A 2017 hate-speech dataset that sparked a field — and a reckoning
The ICWSM paper and Python 2.7 code that showed how easily "offensive" and "hate speech" get conflated, with follow-up work finding racial bias in the labels themselves.

What it does
This repository holds the original dataset, lexicon, and Jupyter notebooks from a 2017 ICWSM paper on automated hate speech detection. The authors labeled ~25K tweets into “hate speech,” “offensive language,” and “neither,” then built classifiers to separate the three. Everything is provided as Python 2.7 pickles and notebooks, plus a standalone classifier script for new data.
The interesting bit
The paper’s core argument — that “offensive” and “hate speech” are routinely muddled by annotators and models alike — turned out to be prescient. The authors later published follow-up work (2019) finding racial bias embedded in this very dataset, making the repo a case study in how early NLP benchmark datasets can inherit and amplify the prejudices of their annotators.
Key highlights
- ~25K manually labeled tweets with three-way classification (hate speech / offensive / neither)

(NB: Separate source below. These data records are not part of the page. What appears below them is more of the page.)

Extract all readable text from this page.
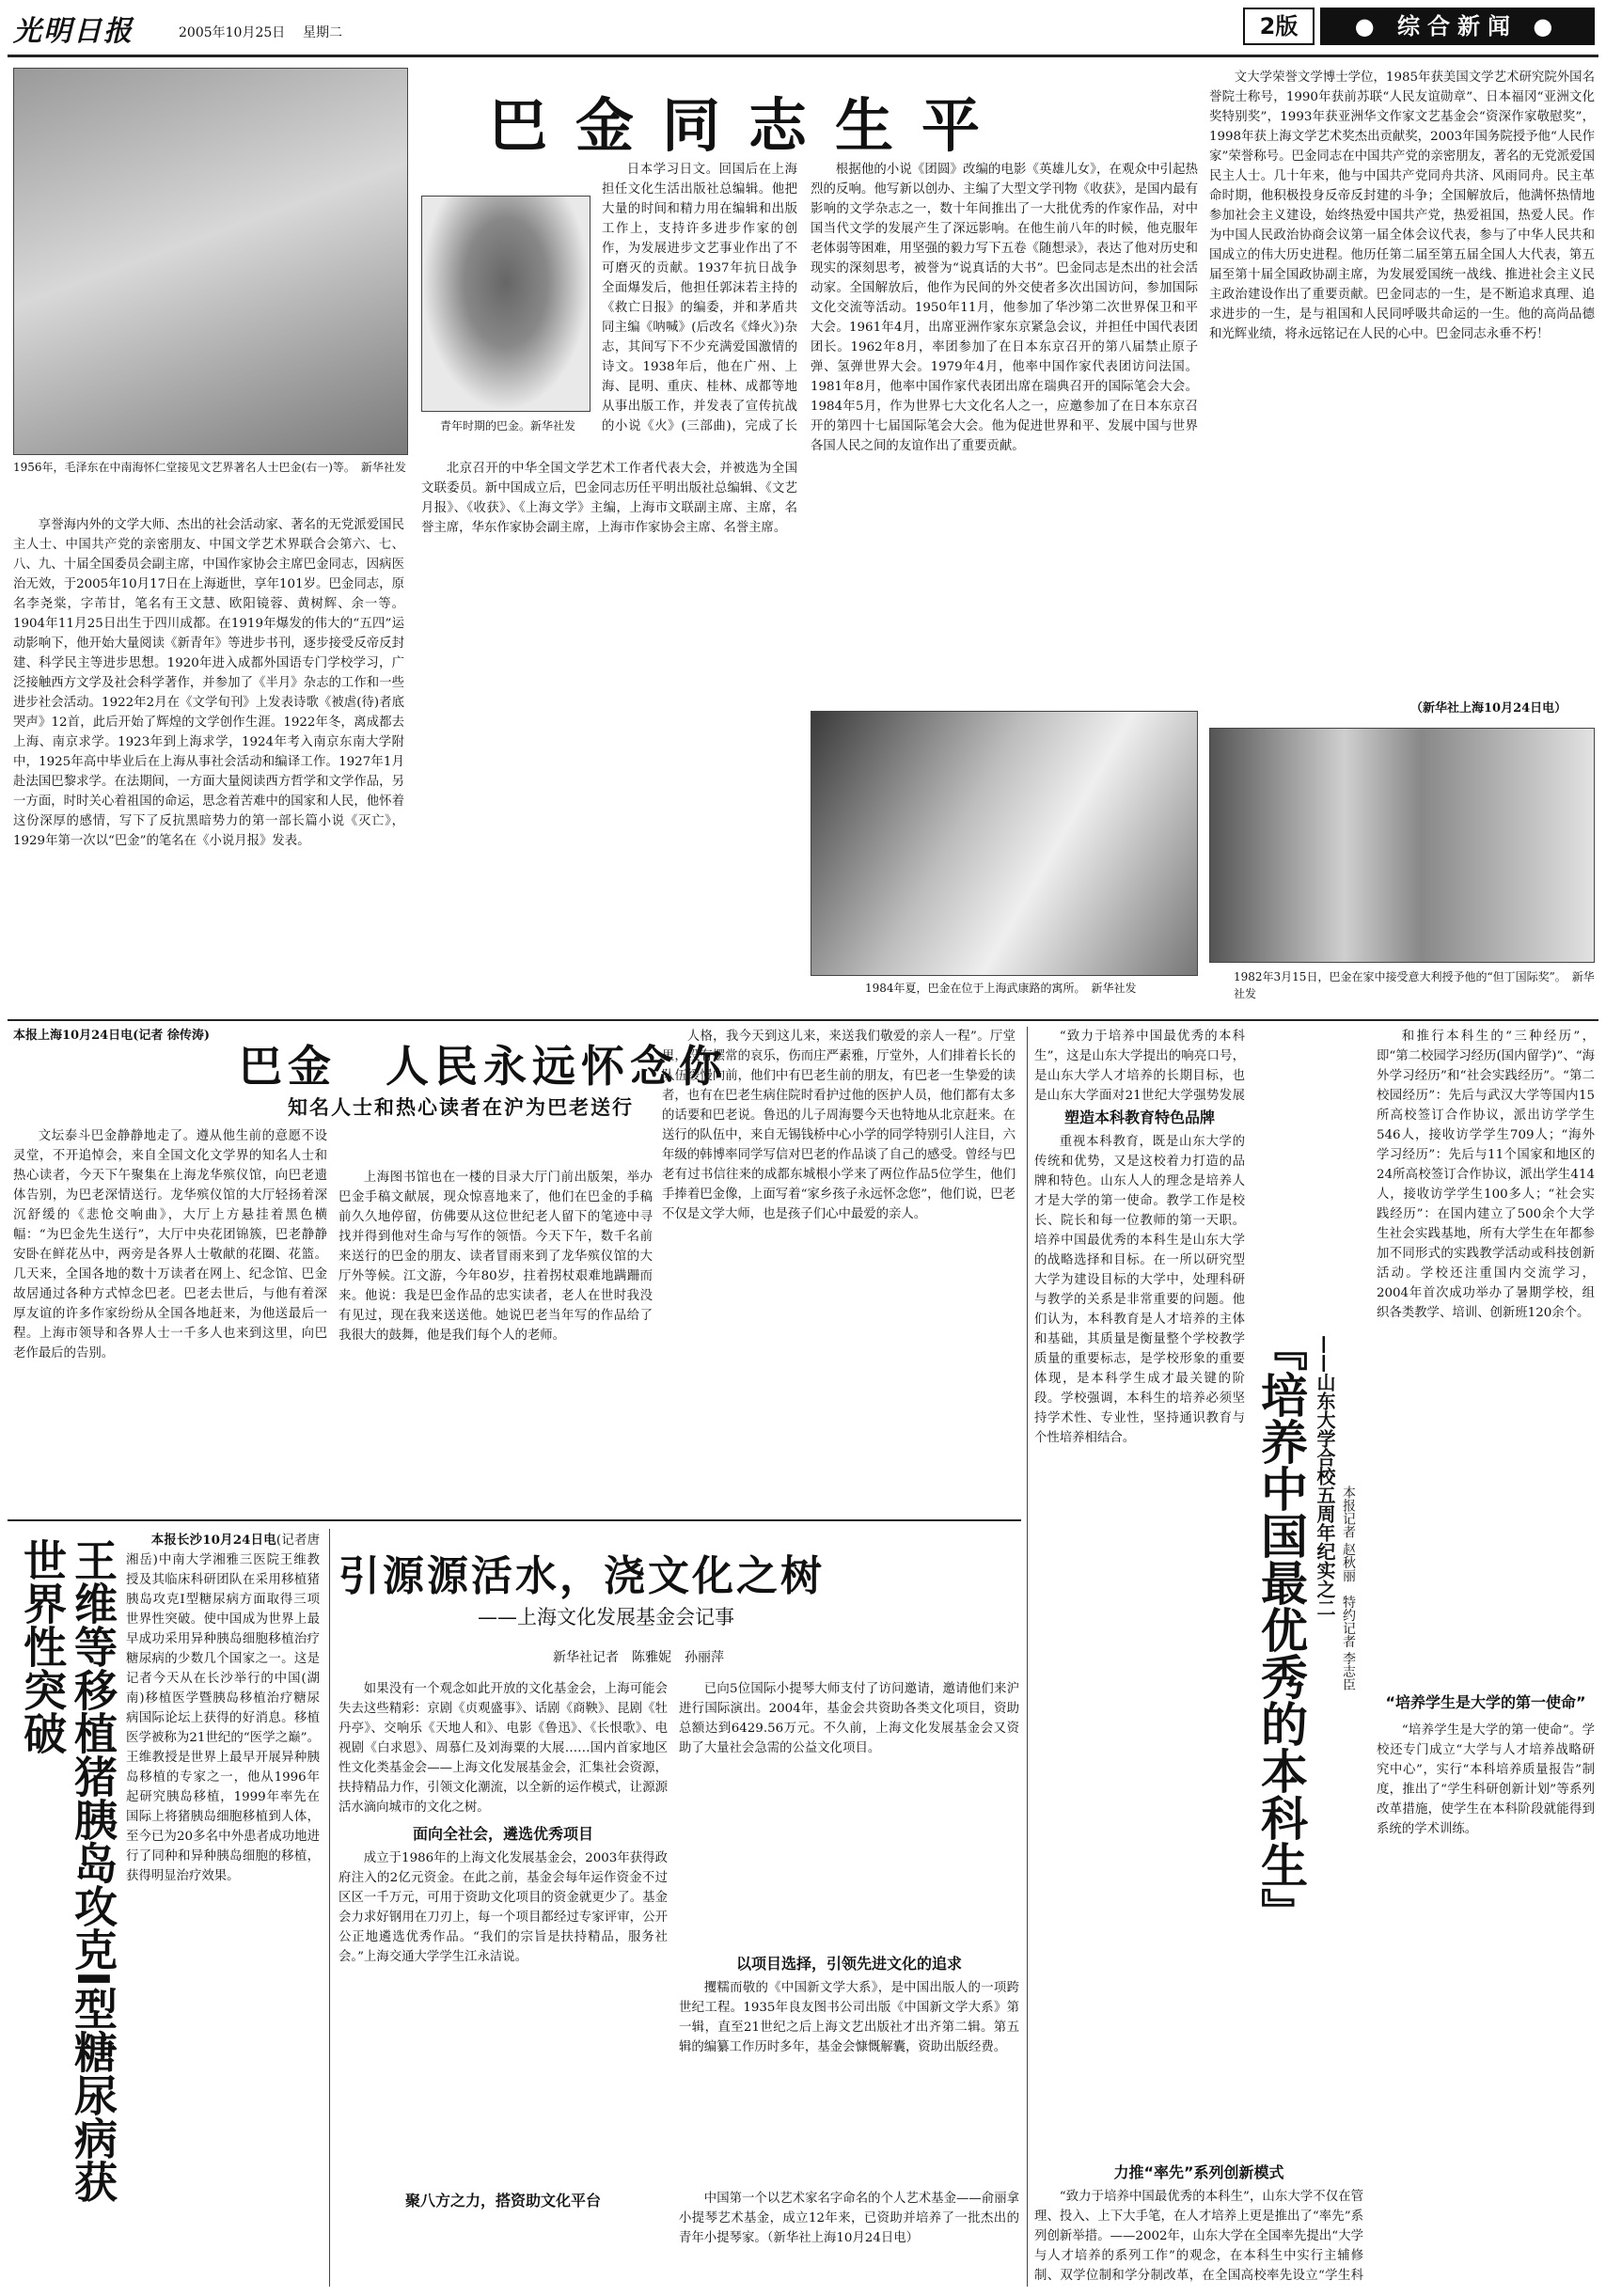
光明日报	2005年10月25日 星期二	2版	● 综合新闻 ●
1956年，毛泽东在中南海怀仁堂接见文艺界著名人士巴金(右一)等。　新华社发
巴金同志生平
青年时期的巴金。新华社发

享誉海内外的文学大师、杰出的社会活动家、著名的无党派爱国民主人士、中国共产党的亲密朋友、中国文学艺术界联合会第六、七、八、九、十届全国委员会副主席，中国作家协会主席巴金同志，因病医治无效，于2005年10月17日在上海逝世，享年101岁。巴金同志，原名李尧棠，字芾甘，笔名有王文慧、欧阳镜蓉、黄树辉、余一等。1904年11月25日出生于四川成都。在1919年爆发的伟大的“五四”运动影响下，他开始大量阅读《新青年》等进步书刊，逐步接受反帝反封建、科学民主等进步思想。1920年进入成都外国语专门学校学习，广泛接触西方文学及社会科学著作，并参加了《半月》杂志的工作和一些进步社会活动。1922年2月在《文学旬刊》上发表诗歌《被虐(待)者底哭声》12首，此后开始了辉煌的文学创作生涯。1922年冬，离成都去上海、南京求学。1923年到上海求学，1924年考入南京东南大学附中，1925年高中毕业后在上海从事社会活动和编译工作。1927年1月赴法国巴黎求学。在法期间，一方面大量阅读西方哲学和文学作品，另一方面，时时关心着祖国的命运，思念着苦难中的国家和人民，他怀着这份深厚的感情，写下了反抗黑暗势力的第一部长篇小说《灭亡》，1929年第一次以“巴金”的笔名在《小说月报》发表。

日本学习日文。回国后在上海担任文化生活出版社总编辑。他把大量的时间和精力用在编辑和出版工作上，支持许多进步作家的创作，为发展进步文艺事业作出了不可磨灭的贡献。1937年抗日战争全面爆发后，他担任郭沫若主持的《救亡日报》的编委，并和茅盾共同主编《呐喊》(后改名《烽火》)杂志，其间写下不少充满爱国激情的诗文。1938年后，他在广州、上海、昆明、重庆、桂林、成都等地从事出版工作，并发表了宣传抗战的小说《火》(三部曲)，完成了长

北京召开的中华全国文学艺术工作者代表大会，并被选为全国文联委员。新中国成立后，巴金同志历任平明出版社总编辑、《文艺月报》、《收获》、《上海文学》主编，上海市文联副主席、主席，名誉主席，华东作家协会副主席，上海市作家协会主席、名誉主席。

根据他的小说《团圆》改编的电影《英雄儿女》，在观众中引起热烈的反响。他写新以创办、主编了大型文学刊物《收获》，是国内最有影响的文学杂志之一，数十年间推出了一大批优秀的作家作品，对中国当代文学的发展产生了深远影响。在他生前八年的时候，他克服年老体弱等困难，用坚强的毅力写下五卷《随想录》，表达了他对历史和现实的深刻思考，被誉为“说真话的大书”。巴金同志是杰出的社会活动家。全国解放后，他作为民间的外交使者多次出国访问，参加国际文化交流等活动。1950年11月，他参加了华沙第二次世界保卫和平大会。1961年4月，出席亚洲作家东京紧急会议，并担任中国代表团团长。1962年8月，率团参加了在日本东京召开的第八届禁止原子弹、氢弹世界大会。1979年4月，他率中国作家代表团访问法国。1981年8月，他率中国作家代表团出席在瑞典召开的国际笔会大会。1984年5月，作为世界七大文化名人之一，应邀参加了在日本东京召开的第四十七届国际笔会大会。他为促进世界和平、发展中国与世界各国人民之间的友谊作出了重要贡献。

文大学荣誉文学博士学位，1985年获美国文学艺术研究院外国名誉院士称号，1990年获前苏联“人民友谊勋章”、日本福冈“亚洲文化奖特别奖”，1993年获亚洲华文作家文艺基金会“资深作家敬慰奖”，1998年获上海文学艺术奖杰出贡献奖，2003年国务院授予他“人民作家”荣誉称号。巴金同志在中国共产党的亲密朋友，著名的无党派爱国民主人士。几十年来，他与中国共产党同舟共济、风雨同舟。民主革命时期，他积极投身反帝反封建的斗争；全国解放后，他满怀热情地参加社会主义建设，始终热爱中国共产党，热爱祖国，热爱人民。作为中国人民政治协商会议第一届全体会议代表，参与了中华人民共和国成立的伟大历史进程。他历任第二届至第五届全国人大代表，第五届至第十届全国政协副主席，为发展爱国统一战线、推进社会主义民主政治建设作出了重要贡献。巴金同志的一生，是不断追求真理、追求进步的一生，是与祖国和人民同呼吸共命运的一生。他的高尚品德和光辉业绩，将永远铭记在人民的心中。巴金同志永垂不朽！

（新华社上海10月24日电）
1984年夏，巴金在位于上海武康路的寓所。　新华社发
1982年3月15日，巴金在家中接受意大利授予他的“但丁国际奖”。　新华社发
本报上海10月24日电(记者 徐传涛)
巴金　人民永远怀念你
知名人士和热心读者在沪为巴老送行

文坛泰斗巴金静静地走了。遵从他生前的意愿不设灵堂，不开追悼会，来自全国文化文学界的知名人士和热心读者，今天下午聚集在上海龙华殡仪馆，向巴老遗体告别，为巴老深情送行。龙华殡仪馆的大厅轻扬着深沉舒缓的《悲怆交响曲》，大厅上方悬挂着黑色横幅：“为巴金先生送行”，大厅中央花团锦簇，巴老静静安卧在鲜花丛中，两旁是各界人士敬献的花圈、花篮。几天来，全国各地的数十万读者在网上、纪念馆、巴金故居通过各种方式悼念巴老。巴老去世后，与他有着深厚友谊的许多作家纷纷从全国各地赶来，为他送最后一程。上海市领导和各界人士一千多人也来到这里，向巴老作最后的告别。

上海图书馆也在一楼的目录大厅门前出版架，举办巴金手稿文献展，现众惊喜地来了，他们在巴金的手稿前久久地停留，仿佛要从这位世纪老人留下的笔迹中寻找并得到他对生命与写作的领悟。今天下午，数千名前来送行的巴金的朋友、读者冒雨来到了龙华殡仪馆的大厅外等候。江文游，今年80岁，拄着拐杖艰难地蹒跚而来。他说：我是巴金作品的忠实读者，老人在世时我没有见过，现在我来送送他。她说巴老当年写的作品给了我很大的鼓舞，他是我们每个人的老师。

人格，我今天到这儿来，来送我们敬爱的亲人一程”。厅堂里，没有摆常的哀乐，伤而庄严素雅，厅堂外，人们排着长长的队伍缓慢向前，他们中有巴老生前的朋友，有巴老一生挚爱的读者，也有在巴老生病住院时看护过他的医护人员，他们都有太多的话要和巴老说。鲁迅的儿子周海婴今天也特地从北京赶来。在送行的队伍中，来自无锡钱桥中心小学的同学特别引人注目，六年级的韩博率同学写信对巴老的作品谈了自己的感受。曾经与巴老有过书信往来的成都东城根小学来了两位作品5位学生，他们手捧着巴金像，上面写着“家乡孩子永远怀念您”，他们说，巴老不仅是文学大师，也是孩子们心中最爱的亲人。

“致力于培养中国最优秀的本科生”，这是山东大学提出的响亮口号，是山东大学人才培养的长期目标，也是山东大学面对21世纪大学强势发展

塑造本科教育特色品牌

重视本科教育，既是山东大学的传统和优势，又是这校着力打造的品牌和特色。山东人人的理念是培养人才是大学的第一使命。教学工作是校长、院长和每一位教师的第一天职。培养中国最优秀的本科生是山东大学的战略选择和目标。在一所以研究型大学为建设目标的大学中，处理科研与教学的关系是非常重要的问题。他们认为，本科教育是人才培养的主体和基础，其质量是衡量整个学校教学质量的重要标志，是学校形象的重要体现，是本科学生成才最关键的阶段。学校强调，本科生的培养必须坚持学术性、专业性，坚持通识教育与个性培养相结合。	『培养中国最优秀的本科生』 ——山东大学合校五周年纪实之二 本报记者 赵秋丽　特约记者 李志臣

和推行本科生的“三种经历”，即“第二校园学习经历(国内留学)”、“海外学习经历”和“社会实践经历”。“第二校园经历”：先后与武汉大学等国内15所高校签订合作协议，派出访学学生546人，接收访学学生709人；“海外学习经历”：先后与11个国家和地区的24所高校签订合作协议，派出学生414人，接收访学学生100多人；“社会实践经历”：在国内建立了500余个大学生社会实践基地，所有大学生在年都参加不同形式的实践教学活动或科技创新活动。学校还注重国内交流学习，2004年首次成功举办了暑期学校，组织各类教学、培训、创新班120余个。

“培养学生是大学的第一使命”

“培养学生是大学的第一使命”。学校还专门成立“大学与人才培养战略研究中心”，实行“本科培养质量报告”制度，推出了“学生科研创新计划”等系列改革措施，使学生在本科阶段就能得到系统的学术训练。

力推“率先”系列创新模式

“致力于培养中国最优秀的本科生”，山东大学不仅在管理、投入、上下大手笔，在人才培养上更是推出了“率先”系列创新举措。——2002年，山东大学在全国率先提出“大学与人才培养的系列工作”的观念，在本科生中实行主辅修制、双学位制和学分制改革，在全国高校率先设立“学生科

王维等移植猪胰岛攻克I型糖尿病获世界性突破	本报长沙10月24日电(记者唐湘岳)中南大学湘雅三医院王维教授及其临床科研团队在采用移植猪胰岛攻克I型糖尿病方面取得三项世界性突破。使中国成为世界上最早成功采用异种胰岛细胞移植治疗糖尿病的少数几个国家之一。这是记者今天从在长沙举行的中国(湖南)移植医学暨胰岛移植治疗糖尿病国际论坛上获得的好消息。移植医学被称为21世纪的“医学之巅”。王维教授是世界上最早开展异种胰岛移植的专家之一，他从1996年起研究胰岛移植，1999年率先在国际上将猪胰岛细胞移植到人体，至今已为20多名中外患者成功地进行了同种和异种胰岛细胞的移植，获得明显治疗效果。

引源源活水，浇文化之树
——上海文化发展基金会记事
新华社记者　陈雅妮　孙丽萍

如果没有一个观念如此开放的文化基金会，上海可能会失去这些精彩：京剧《贞观盛事》、话剧《商鞅》、昆剧《牡丹亭》、交响乐《天地人和》、电影《鲁迅》、《长恨歌》、电视剧《白求恩》、周慕仁及刘海粟的大展……国内首家地区性文化类基金会——上海文化发展基金会，汇集社会资源，扶持精品力作，引领文化潮流，以全新的运作模式，让源源活水滴向城市的文化之树。

面向全社会，遴选优秀项目

成立于1986年的上海文化发展基金会，2003年获得政府注入的2亿元资金。在此之前，基金会每年运作资金不过区区一千万元，可用于资助文化项目的资金就更少了。基金会力求好钢用在刀刃上，每一个项目都经过专家评审，公开公正地遴选优秀作品。“我们的宗旨是扶持精品，服务社会。”上海交通大学学生江永洁说。

已向5位国际小提琴大师支付了访问邀请，邀请他们来沪进行国际演出。2004年，基金会共资助各类文化项目，资助总额达到6429.56万元。不久前，上海文化发展基金会又资助了大量社会急需的公益文化项目。

以项目选择，引领先进文化的追求

攫糯而敬的《中国新文学大系》，是中国出版人的一项跨世纪工程。1935年良友图书公司出版《中国新文学大系》第一辑，直至21世纪之后上海文艺出版社才出齐第二辑。第五辑的编纂工作历时多年，基金会慷慨解囊，资助出版经费。

聚八方之力，搭资助文化平台	中国第一个以艺术家名字命名的个人艺术基金——俞丽拿小提琴艺术基金，成立12年来，已资助并培养了一批杰出的青年小提琴家。（新华社上海10月24日电）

- Custom lexicon generated to improve hate speech detection accuracy
- Pre-built classifier pipeline with test case for running on new data
- CSV and Python 2.7 pickle formats provided
- Explicit content warnings throughout; authors track usage via a contact form
Caveats
- Repository is no longer maintained; author explicitly rejects issues and pull requests about Python/package compatibility
- Code is Python 2.7, now two major versions behind
- The 2019 follow-up paper identified racial bias in this dataset; the README links to it but does not integrate those findings into the original materials
Verdict
Worth studying if you work on content moderation, dataset ethics, or the history of NLP bias research — less useful if you need production-ready tooling. Treat it as a time-capsule paper artifact, not a dependency.